There was much that shocked me, but, sadly, not a lot that surprised me. One moment in the book that brought out a gasp for me was on page 68, where Hinton writes of cleaning out his father’s car. In the front seats, he found CDs from Christian psychologists on how to connect with kids. Hinton writes, “This was my first real sense of just how dedicated he was to learning the psyche of children so he could manipulate them into doing whatever he wanted.”

I’ve read books about raising strong-willed children and offered classes using materials that sounded eerily similar to those found in his father’s car. How often we have provided encouragement with the best intentions only to have it perverted in the most despicable ways? It is not easy to think about those who might have misused what we offered for their own purposes.
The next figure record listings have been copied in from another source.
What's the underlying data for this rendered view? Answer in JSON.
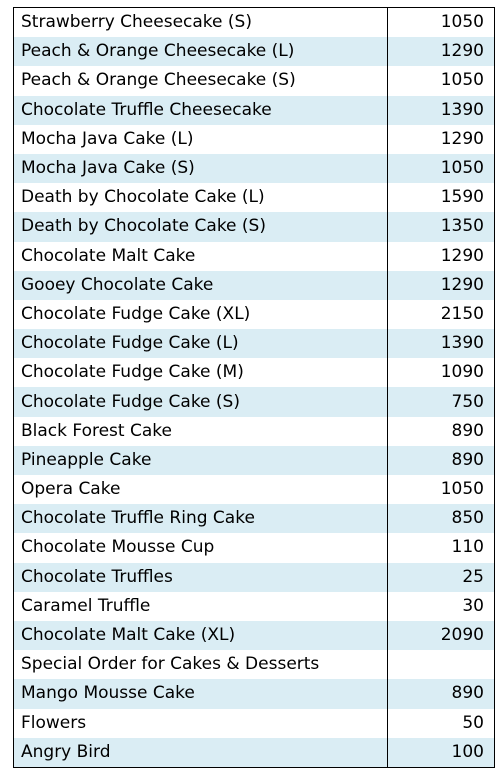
{
  "colors": {
    "stripe": "#daedf4",
    "background": "#ffffff",
    "text": "#000000",
    "border": "#000000"
  },
  "menu": {
    "items": [
      {
        "name": "Strawberry Cheesecake (S)",
        "price": "1050"
      },
      {
        "name": "Peach & Orange Cheesecake (L)",
        "price": "1290"
      },
      {
        "name": "Peach & Orange Cheesecake (S)",
        "price": "1050"
      },
      {
        "name": "Chocolate Truffle Cheesecake",
        "price": "1390"
      },
      {
        "name": "Mocha Java Cake (L)",
        "price": "1290"
      },
      {
        "name": "Mocha Java Cake (S)",
        "price": "1050"
      },
      {
        "name": "Death by Chocolate Cake (L)",
        "price": "1590"
      },
      {
        "name": "Death by Chocolate Cake (S)",
        "price": "1350"
      },
      {
        "name": "Chocolate Malt Cake",
        "price": "1290"
      },
      {
        "name": "Gooey Chocolate Cake",
        "price": "1290"
      },
      {
        "name": "Chocolate Fudge Cake (XL)",
        "price": "2150"
      },
      {
        "name": "Chocolate Fudge Cake (L)",
        "price": "1390"
      },
      {
        "name": "Chocolate Fudge Cake (M)",
        "price": "1090"
      },
      {
        "name": "Chocolate Fudge Cake (S)",
        "price": "750"
      },
      {
        "name": "Black Forest Cake",
        "price": "890"
      },
      {
        "name": "Pineapple Cake",
        "price": "890"
      },
      {
        "name": "Opera Cake",
        "price": "1050"
      },
      {
        "name": "Chocolate Truffle Ring Cake",
        "price": "850"
      },
      {
        "name": "Chocolate Mousse Cup",
        "price": "110"
      },
      {
        "name": "Chocolate Truffles",
        "price": "25"
      },
      {
        "name": "Caramel Truffle",
        "price": "30"
      },
      {
        "name": "Chocolate Malt Cake (XL)",
        "price": "2090"
      },
      {
        "name": "Special Order for Cakes & Desserts",
        "price": ""
      },
      {
        "name": "Mango Mousse Cake",
        "price": "890"
      },
      {
        "name": "Flowers",
        "price": "50"
      },
      {
        "name": "Angry Bird",
        "price": "100"
      }
    ]
  }
}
The Devil Inside Church Leadership

Almost every survivor I’ve ever listened to – and there have been hundreds – has said that the trauma from how religious leaders responded far exceeded the trauma from the original sexual abuse.

page 5

There’s a lot here to process as a pastor. I’ve heard too many stories of churches that have quietly moved the abusers down the road, only to continue their atrocities elsewhere. I’ve counseled survivors who broke the news of long-respected saints living secret lives that no one dared imagine.

Hinton doesn’t let the church off the hook. He repeatedly indicts leaders who have turned a blind eye for the evil done to the most innocent under their charge. He writes on page 82, “Our kids can’t afford for us to sit idly by, hoping someone else will step up to the plate to protect them. Idleness hasn’t worked for generations, and it’s not working now. So now is the time for Christians to act. The church’s record on abuse should embarrass us. When secular researchers rightly name the church as the most dangerous place for children, it ought to spark a fight inside every one of us.”

“I Choose to Resist”

My heels are dug in. Standing in the same place that my dad did shows my congregation that I refuse to shrink back from evil. I will resist evil and turn evil into good. It’s not easy. Honestly, it’s exhausting and has cost my family dearly. But I refuse to let evil win.

page 140

Jimmy Hinton’s story doesn’t end with his father’s deception and abuse. He has taken his pain and turned it into a way to bring healing and hope to the hurting. Hinton offers training in handling child sexual abuse in the church, including training on understanding predators and survivors. His blog and podcast offer a wealth of information that I fear are not found in many other places. Hinton’s consulting and speaking work would be a worthwhile investment for churches looking to better protect and serve their people.

The Devil Inside is a difficult but necessary read. However, it is far preferred to the stories of another church or leader caught harming those in their care. Pastors and leaders, you owe it to your people to read this one and carefully consider Hinton’s advice.